Most priests, bishops, cardinals, and popes are good men dedicated to the service of God. But they are subject to error, bias, and vanity like everyone else. Sycophancy is an ever present danger. The Peter Principle that states that people tend to be promoted one level beyond their level of competence clearly applies at times to members of the Church hierarchy. Over recent years, we have seen sound judgment too often impaired by cowardice that masquerades as prudence and by capitulation to the zeitgeist that camouflages itself as pastoral concern.
In the modern world, instant widespread communication in many different kinds of media exposes mercilessly the shortcomings that may occur in public conversations and events. Loquacious people like Cardinal Dolan are especially vulnerable. Transparency and candor are welcome characteristics, but the Church hierarchy must learn to control the narrative.

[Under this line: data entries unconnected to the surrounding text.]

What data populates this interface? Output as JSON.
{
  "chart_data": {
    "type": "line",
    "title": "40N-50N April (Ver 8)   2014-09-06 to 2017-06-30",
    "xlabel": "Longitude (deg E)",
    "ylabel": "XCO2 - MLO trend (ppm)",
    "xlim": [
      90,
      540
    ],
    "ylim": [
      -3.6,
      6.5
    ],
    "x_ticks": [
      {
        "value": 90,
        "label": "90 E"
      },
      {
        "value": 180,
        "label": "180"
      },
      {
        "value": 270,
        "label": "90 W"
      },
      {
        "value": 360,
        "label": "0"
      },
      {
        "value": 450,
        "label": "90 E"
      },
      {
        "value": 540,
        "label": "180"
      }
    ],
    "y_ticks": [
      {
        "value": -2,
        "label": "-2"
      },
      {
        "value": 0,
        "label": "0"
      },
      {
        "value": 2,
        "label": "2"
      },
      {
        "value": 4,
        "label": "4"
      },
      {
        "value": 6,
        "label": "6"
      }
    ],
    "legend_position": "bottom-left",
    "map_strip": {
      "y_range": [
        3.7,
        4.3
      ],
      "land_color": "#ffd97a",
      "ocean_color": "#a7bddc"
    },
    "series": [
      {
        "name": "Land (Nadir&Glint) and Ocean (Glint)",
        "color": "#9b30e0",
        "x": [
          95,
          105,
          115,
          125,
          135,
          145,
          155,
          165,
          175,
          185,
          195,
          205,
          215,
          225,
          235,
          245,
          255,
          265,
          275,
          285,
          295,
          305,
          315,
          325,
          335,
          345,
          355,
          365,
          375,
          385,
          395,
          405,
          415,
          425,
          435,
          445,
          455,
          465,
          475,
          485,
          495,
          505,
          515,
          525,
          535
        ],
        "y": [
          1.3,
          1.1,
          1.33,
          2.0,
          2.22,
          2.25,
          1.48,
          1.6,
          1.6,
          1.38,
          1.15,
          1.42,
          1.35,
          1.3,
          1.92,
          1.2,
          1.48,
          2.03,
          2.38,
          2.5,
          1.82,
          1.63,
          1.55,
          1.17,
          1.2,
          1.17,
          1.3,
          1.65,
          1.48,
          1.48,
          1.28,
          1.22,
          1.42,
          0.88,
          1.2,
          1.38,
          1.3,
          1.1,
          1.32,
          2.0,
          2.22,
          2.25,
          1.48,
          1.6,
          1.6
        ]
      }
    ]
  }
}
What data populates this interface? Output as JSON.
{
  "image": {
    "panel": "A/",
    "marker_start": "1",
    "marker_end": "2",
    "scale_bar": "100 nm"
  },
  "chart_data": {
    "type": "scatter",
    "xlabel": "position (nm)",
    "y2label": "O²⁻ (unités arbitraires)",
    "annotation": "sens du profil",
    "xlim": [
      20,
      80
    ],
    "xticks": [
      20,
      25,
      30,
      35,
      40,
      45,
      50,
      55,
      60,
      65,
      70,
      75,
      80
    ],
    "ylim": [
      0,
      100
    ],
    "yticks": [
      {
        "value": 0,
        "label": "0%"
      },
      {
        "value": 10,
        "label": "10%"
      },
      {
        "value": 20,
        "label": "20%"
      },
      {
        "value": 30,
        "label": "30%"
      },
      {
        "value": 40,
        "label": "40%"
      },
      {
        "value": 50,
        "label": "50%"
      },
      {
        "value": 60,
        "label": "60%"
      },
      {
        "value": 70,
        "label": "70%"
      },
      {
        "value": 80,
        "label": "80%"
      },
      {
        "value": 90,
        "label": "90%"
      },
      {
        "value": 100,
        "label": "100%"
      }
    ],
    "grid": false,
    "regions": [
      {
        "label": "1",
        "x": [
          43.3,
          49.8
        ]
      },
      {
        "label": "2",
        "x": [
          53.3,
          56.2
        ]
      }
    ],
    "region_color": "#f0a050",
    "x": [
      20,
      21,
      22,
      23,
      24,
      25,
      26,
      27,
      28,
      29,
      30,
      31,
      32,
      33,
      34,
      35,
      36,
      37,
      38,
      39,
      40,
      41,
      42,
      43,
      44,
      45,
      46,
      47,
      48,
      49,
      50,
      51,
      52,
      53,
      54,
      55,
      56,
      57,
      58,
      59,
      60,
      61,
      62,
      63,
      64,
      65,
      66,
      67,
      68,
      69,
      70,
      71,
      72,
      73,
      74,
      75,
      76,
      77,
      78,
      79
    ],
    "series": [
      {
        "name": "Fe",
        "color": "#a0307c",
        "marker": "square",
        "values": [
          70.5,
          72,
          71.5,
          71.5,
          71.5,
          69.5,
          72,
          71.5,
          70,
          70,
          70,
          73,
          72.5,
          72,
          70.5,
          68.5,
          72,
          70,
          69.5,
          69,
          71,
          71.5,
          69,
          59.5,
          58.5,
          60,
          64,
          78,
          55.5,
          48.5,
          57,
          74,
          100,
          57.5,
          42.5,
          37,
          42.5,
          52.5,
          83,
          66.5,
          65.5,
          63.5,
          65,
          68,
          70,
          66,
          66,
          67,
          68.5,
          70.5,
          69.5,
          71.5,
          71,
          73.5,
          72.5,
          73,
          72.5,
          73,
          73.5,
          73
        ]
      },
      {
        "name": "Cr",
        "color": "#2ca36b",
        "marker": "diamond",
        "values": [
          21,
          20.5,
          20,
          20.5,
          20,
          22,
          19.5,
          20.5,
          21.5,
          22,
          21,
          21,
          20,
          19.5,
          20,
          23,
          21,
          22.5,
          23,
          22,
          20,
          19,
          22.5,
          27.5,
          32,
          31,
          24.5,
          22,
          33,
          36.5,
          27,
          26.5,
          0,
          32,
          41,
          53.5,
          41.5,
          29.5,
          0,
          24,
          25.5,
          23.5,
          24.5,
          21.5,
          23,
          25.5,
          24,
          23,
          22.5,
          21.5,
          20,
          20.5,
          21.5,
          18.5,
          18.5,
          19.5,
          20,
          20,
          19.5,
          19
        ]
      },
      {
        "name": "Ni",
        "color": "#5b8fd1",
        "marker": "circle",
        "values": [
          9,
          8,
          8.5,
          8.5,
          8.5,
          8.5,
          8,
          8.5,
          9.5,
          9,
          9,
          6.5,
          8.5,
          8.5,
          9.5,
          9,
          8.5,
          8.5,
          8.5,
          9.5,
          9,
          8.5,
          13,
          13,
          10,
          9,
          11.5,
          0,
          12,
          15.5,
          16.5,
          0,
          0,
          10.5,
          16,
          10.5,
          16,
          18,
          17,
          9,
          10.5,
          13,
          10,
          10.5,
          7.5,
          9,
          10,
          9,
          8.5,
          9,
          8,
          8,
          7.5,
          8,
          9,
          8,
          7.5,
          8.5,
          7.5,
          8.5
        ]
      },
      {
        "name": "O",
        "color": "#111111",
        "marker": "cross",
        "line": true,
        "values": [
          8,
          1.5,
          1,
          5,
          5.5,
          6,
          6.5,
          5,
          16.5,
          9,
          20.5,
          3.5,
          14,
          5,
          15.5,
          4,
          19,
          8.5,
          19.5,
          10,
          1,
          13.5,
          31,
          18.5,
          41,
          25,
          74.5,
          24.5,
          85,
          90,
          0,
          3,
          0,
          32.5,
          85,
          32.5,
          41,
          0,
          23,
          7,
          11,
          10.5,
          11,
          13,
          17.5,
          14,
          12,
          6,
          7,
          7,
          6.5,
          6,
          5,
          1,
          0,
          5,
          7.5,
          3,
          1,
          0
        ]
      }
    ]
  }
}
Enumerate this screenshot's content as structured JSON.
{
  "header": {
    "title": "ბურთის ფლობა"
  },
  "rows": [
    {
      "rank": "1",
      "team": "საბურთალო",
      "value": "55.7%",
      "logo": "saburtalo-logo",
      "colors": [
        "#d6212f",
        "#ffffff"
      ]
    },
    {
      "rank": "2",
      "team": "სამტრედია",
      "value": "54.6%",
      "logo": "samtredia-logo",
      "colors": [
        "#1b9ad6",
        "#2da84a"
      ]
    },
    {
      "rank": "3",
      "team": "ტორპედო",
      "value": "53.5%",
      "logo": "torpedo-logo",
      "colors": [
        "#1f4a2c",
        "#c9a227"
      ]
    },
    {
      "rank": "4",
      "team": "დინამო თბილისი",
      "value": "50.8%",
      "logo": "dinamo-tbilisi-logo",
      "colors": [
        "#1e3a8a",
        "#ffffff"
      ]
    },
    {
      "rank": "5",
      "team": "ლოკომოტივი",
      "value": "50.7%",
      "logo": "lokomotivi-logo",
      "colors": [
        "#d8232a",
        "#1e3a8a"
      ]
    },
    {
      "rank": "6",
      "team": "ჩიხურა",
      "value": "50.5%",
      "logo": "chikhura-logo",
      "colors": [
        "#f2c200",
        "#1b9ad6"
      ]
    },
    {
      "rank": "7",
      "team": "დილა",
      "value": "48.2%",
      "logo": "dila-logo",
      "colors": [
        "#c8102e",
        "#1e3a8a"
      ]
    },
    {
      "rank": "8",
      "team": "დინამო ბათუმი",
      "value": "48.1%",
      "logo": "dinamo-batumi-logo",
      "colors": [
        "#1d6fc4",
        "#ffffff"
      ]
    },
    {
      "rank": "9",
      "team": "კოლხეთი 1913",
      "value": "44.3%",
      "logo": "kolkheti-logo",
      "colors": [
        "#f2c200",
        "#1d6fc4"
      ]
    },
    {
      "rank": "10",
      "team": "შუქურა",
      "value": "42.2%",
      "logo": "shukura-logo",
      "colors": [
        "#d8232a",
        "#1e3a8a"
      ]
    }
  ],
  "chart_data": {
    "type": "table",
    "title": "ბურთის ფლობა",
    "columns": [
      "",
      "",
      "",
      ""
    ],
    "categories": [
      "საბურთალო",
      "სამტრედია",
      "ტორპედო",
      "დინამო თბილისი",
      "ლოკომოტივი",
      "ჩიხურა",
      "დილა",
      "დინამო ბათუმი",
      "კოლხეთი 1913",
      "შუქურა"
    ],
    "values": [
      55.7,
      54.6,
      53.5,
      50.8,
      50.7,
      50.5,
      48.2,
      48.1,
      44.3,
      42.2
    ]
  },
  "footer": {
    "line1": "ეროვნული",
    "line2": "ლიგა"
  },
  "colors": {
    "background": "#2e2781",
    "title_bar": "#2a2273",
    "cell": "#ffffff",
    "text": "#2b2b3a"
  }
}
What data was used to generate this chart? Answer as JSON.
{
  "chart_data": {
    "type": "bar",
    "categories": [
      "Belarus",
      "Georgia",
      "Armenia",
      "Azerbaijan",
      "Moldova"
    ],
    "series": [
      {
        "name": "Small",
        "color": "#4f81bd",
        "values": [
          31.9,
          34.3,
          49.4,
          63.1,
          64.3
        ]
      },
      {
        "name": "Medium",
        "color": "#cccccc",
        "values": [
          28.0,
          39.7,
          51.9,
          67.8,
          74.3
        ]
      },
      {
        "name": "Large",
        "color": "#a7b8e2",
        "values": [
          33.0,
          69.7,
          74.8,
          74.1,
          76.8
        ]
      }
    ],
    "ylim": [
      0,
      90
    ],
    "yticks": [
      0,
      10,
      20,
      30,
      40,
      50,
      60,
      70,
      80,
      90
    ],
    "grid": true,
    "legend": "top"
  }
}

So let us pray that God will give us the courage to make sound judgments and the wisdom to use those judgments for the benefit of his children. Judges would do well to remember Paul’s advice to Timothy: “Avoid foolish and ignorant debates, for you know that they breed quarrels. A slave of the Lord should not quarrel, but should be gentle with everyone, able to teach, tolerant, correcting opponents with kindness. It may be that God will grant them repentance that leads to knowledge of the truth, and that they may return to their senses out of the devil’s snare, where they are entrapped by him, for his will” (2 Tim 2: 23 – 26).